Xu RenDong çantasından levyeyi çıkardı ve bacağını kaldırıp eşiği geçerken elinde sıkıca tuttu.


İçeri girer girmez, karanlık ve iç karartıcı his bir yorgan gibi ağırlaştı. Havada tarif edilemez bir koku vardı, küflenmiş kokulu bir mum gibi, bir yandan mum alevinin kokusuyla yanıyor, diğer yandan küfle kavruluyordu. Hoş olmayan bir duyguydu.


Bu sefer yaşlı kadın onu tekrar durdurmak için karanlıktan çıkmamıştı. Ancak Xu RenDong başka bir şeyi rahatsız etmekten korktuğu için el fenerini açmaya cesaret edemedi. Sadece tütsü masasının üzerinde sallanan mum alevinden atalar salonunun içine dikkatlice bakabildi.


Bütün salon penceresizdi ve arkasındaki kapı dışında başka giriş ya da çıkış yoktu. Bu kadar karanlık olmasına şaşmamalıydı, dışarıdan gelen ışık içeri giremiyordu. Salonun etrafındaki duvarlarda asılı birkaç parşömen vardı ve onları görmek için gözlerini kıstığında muhtemelen tulou'nun ataları olan Ming ve Qing kıyafetleri giymiş adamların portrelerini belli belirsiz görebiliyordu.


Tütsü masasında tütsü, mum ve meyve sunuları ile üç çubuk sandal ağacı tütsüsü içeren bir tütsü kabı vardı. Mumlar titreşerek kutunun üzerindeki tableti aydınlattı. Xu RenDong daha yakından baktı ve biraz şaşırdı.


Tütsü kabının beş katmandan oluşuyordu ve düzinelerce tablete adanmıştı! Xu RenDong hızla saydı ve tam olarak 9×9=81 kişi olduklarını görünce kalbi yerinden fırladı. Aceleyle tabletleri baştan sona tekrar okudu ama neyse ki aralarında kendi adını ve Lian Qiao'nun adını bulamadı.


Seksen bir tablet arasında Shi JianChuan ve diğerlerinin adı yoktu. Yani oyuncular için kurulmamış gibi görünüyordu. Xu RenDong daha yakından baktı ve bir şeylerin yanlış olduğunu hissetti.

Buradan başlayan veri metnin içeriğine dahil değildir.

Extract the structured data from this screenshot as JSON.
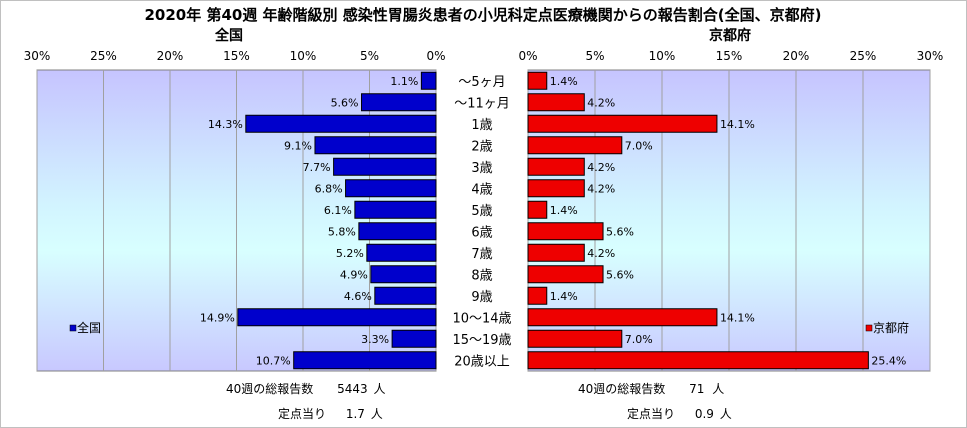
{
  "chart_data": {
    "type": "bar",
    "orientation": "horizontal",
    "layout": "back-to-back",
    "title": "2020年 第40週 年齢階級別 感染性胃腸炎患者の小児科定点医療機関からの報告割合(全国、京都府)",
    "categories": [
      "～5ヶ月",
      "～11ヶ月",
      "1歳",
      "2歳",
      "3歳",
      "4歳",
      "5歳",
      "6歳",
      "7歳",
      "8歳",
      "9歳",
      "10～14歳",
      "15～19歳",
      "20歳以上"
    ],
    "x_ticks": [
      "30%",
      "25%",
      "20%",
      "15%",
      "10%",
      "5%",
      "0%"
    ],
    "x_ticks_right": [
      "0%",
      "5%",
      "10%",
      "15%",
      "20%",
      "25%",
      "30%"
    ],
    "xlim": [
      0,
      30
    ],
    "grid": true,
    "series": [
      {
        "name": "全国",
        "side": "left",
        "color": "#0000cc",
        "background": "gradient lavender-cyan",
        "values": [
          1.1,
          5.6,
          14.3,
          9.1,
          7.7,
          6.8,
          6.1,
          5.8,
          5.2,
          4.9,
          4.6,
          14.9,
          3.3,
          10.7
        ],
        "labels": [
          "1.1%",
          "5.6%",
          "14.3%",
          "9.1%",
          "7.7%",
          "6.8%",
          "6.1%",
          "5.8%",
          "5.2%",
          "4.9%",
          "4.6%",
          "14.9%",
          "3.3%",
          "10.7%"
        ]
      },
      {
        "name": "京都府",
        "side": "right",
        "color": "#ee0000",
        "background": "gradient lavender-cyan",
        "values": [
          1.4,
          4.2,
          14.1,
          7.0,
          4.2,
          4.2,
          1.4,
          5.6,
          4.2,
          5.6,
          1.4,
          14.1,
          7.0,
          25.4
        ],
        "labels": [
          "1.4%",
          "4.2%",
          "14.1%",
          "7.0%",
          "4.2%",
          "4.2%",
          "1.4%",
          "5.6%",
          "4.2%",
          "5.6%",
          "1.4%",
          "14.1%",
          "7.0%",
          "25.4%"
        ]
      }
    ],
    "legend_placement": "inside-left-bottom / inside-right-bottom"
  },
  "footer": {
    "left": {
      "total_label": "40週の総報告数",
      "total_value": "5443",
      "total_unit": "人",
      "per_label": "定点当り",
      "per_value": "1.7",
      "per_unit": "人"
    },
    "right": {
      "total_label": "40週の総報告数",
      "total_value": "71",
      "total_unit": "人",
      "per_label": "定点当り",
      "per_value": "0.9",
      "per_unit": "人"
    }
  }
}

Tabletlerin sırası karışmış gibi mi görünüyordu?


Mantığa göre, tütsü masasının en üstündeki kişi en yüksek kıdeme sahip ata olmalıdır. Ancak bu kişinin adı bir sonraki tablet sırasının üzerinde, falancanın oğlu olduğunu söylüyordu. Oğlun tabletinin en büyük oğuldan daha yükseğe yerleştirilmesi açıkça uygunsuzdu.


Bunun gibi daha birçok hata vardı. Xu RenDong sezgisel olarak burada bir gizem olduğunu hissetti, bu yüzden elindeki iki tabletin pozisyonlarını ayarlamaya başladı. Parmakları tablete dokunur dokunmaz parmak uçlarına tırmanan soğuk havayı hissetti, bu da tüylerinin diken diken olmasına neden oldu ve anında elini geri çekti.


Lian Qiao kapıda sordu: “Sorun ne? İyi misin?”


Xu RenDong levyeyi sıkıca kavradı ve etrafına dikkatle baktı, olağandışı bir şey fark etmedi. Parmaklarını oynattı ve bir zarar göremedi. Sonra Lian Qiao'yu rahatlatmak için bir ses çıkardı.


Ancak tablete tekrar dokunduğunda yine üzerine bir ürperti geldiğini hissetti. Bu tablette gerçekten de bir sorun varmış gibi görünüyordu ancak bir süre için ona önemli bir zarar vermeyecekti.


Eğer durum buysa yapayım gitsin.


Xu RenDong hemen tabletlerin sırasını ayarlamaya başladı.